🤖 AI Summary
This paper addresses the challenges of authenticity verification and training-data provenance attribution for generative adversarial network (GAN)-synthesized media. Methodologically, it proposes an interpretable deepfake forensics framework that jointly exploits frequency-domain features (DCT/FFT), local texture descriptors (SIFT), and color-distribution statistics (RGB/YUV histograms), integrated with ensemble classifiers such as Random Forest, to achieve both binary forgery detection and multi-source training-set attribution (e.g., CelebA, FFHQ). Crucially, it establishes a novel linkage between spectral artifacts and implicit regularization traces induced during GAN training, while embedding legal accountability logic to enhance judicial interpretability. Evaluated on five state-of-the-art GAN architectures—including StyleGAN—the framework achieves 98–99% binary classification accuracy and high multi-source attribution precision, with frequency-domain features contributing over 76% to overall discriminative performance.
📝 Abstract
Synthetic media generated by Generative Adversarial Networks (GANs) pose significant challenges in verifying authenticity and tracing dataset origins, raising critical concerns in copyright enforcement, privacy protection, and legal compliance. This paper introduces a novel forensic framework for identifying the training dataset (e.g., CelebA or FFHQ) of GAN-generated images through interpretable feature analysis. By integrating spectral transforms (Fourier/DCT), color distribution metrics, and local feature descriptors (SIFT), our pipeline extracts discriminative statistical signatures embedded in synthetic outputs.

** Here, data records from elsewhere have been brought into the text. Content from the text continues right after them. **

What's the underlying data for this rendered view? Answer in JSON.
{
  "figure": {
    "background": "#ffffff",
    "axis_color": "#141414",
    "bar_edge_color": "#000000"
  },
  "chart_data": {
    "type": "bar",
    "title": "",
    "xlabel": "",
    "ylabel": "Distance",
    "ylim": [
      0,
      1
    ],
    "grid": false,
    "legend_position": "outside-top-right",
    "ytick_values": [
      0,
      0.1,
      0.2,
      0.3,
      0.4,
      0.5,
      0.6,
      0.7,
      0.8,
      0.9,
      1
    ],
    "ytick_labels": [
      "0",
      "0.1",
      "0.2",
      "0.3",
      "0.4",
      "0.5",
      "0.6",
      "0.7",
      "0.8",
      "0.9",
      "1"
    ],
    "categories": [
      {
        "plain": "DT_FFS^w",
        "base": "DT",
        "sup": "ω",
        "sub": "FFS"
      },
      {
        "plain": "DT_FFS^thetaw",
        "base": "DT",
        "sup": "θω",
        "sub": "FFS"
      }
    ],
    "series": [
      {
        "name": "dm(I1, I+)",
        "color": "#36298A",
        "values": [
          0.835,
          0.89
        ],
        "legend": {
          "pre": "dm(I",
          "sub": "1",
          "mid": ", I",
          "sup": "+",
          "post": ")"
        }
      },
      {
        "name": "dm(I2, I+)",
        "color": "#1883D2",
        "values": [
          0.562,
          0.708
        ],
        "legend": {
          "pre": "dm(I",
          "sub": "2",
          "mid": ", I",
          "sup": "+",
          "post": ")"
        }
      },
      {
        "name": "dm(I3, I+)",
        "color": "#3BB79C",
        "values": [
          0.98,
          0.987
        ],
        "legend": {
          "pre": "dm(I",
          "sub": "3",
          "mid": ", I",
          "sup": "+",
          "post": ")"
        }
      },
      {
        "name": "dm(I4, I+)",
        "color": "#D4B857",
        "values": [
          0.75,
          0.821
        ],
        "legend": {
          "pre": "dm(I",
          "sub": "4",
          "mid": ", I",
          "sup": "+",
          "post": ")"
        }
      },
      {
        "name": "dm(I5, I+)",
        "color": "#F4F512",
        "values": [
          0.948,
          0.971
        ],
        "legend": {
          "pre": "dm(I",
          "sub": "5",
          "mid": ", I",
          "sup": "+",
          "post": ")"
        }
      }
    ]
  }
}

Supervised classifiers (Random Forest, SVM, XGBoost) achieve 98-99% accuracy in binary classification (real vs. synthetic) and multi-class dataset attribution across diverse GAN architectures (StyleGAN, AttGAN, GDWCT, StarGAN, and StyleGAN2). Experimental results highlight the dominance of frequency-domain features (DCT/FFT) in capturing dataset-specific artifacts, such as upsampling patterns and spectral irregularities, while color histograms reveal implicit regularization strategies in GAN training. We further examine legal and ethical implications, showing how dataset attribution can address copyright infringement, unauthorized use of personal data, and regulatory compliance under frameworks like GDPR and California's AB 602. Our framework advances accountability and governance in generative modeling, with applications in digital forensics, content moderation, and intellectual property litigation.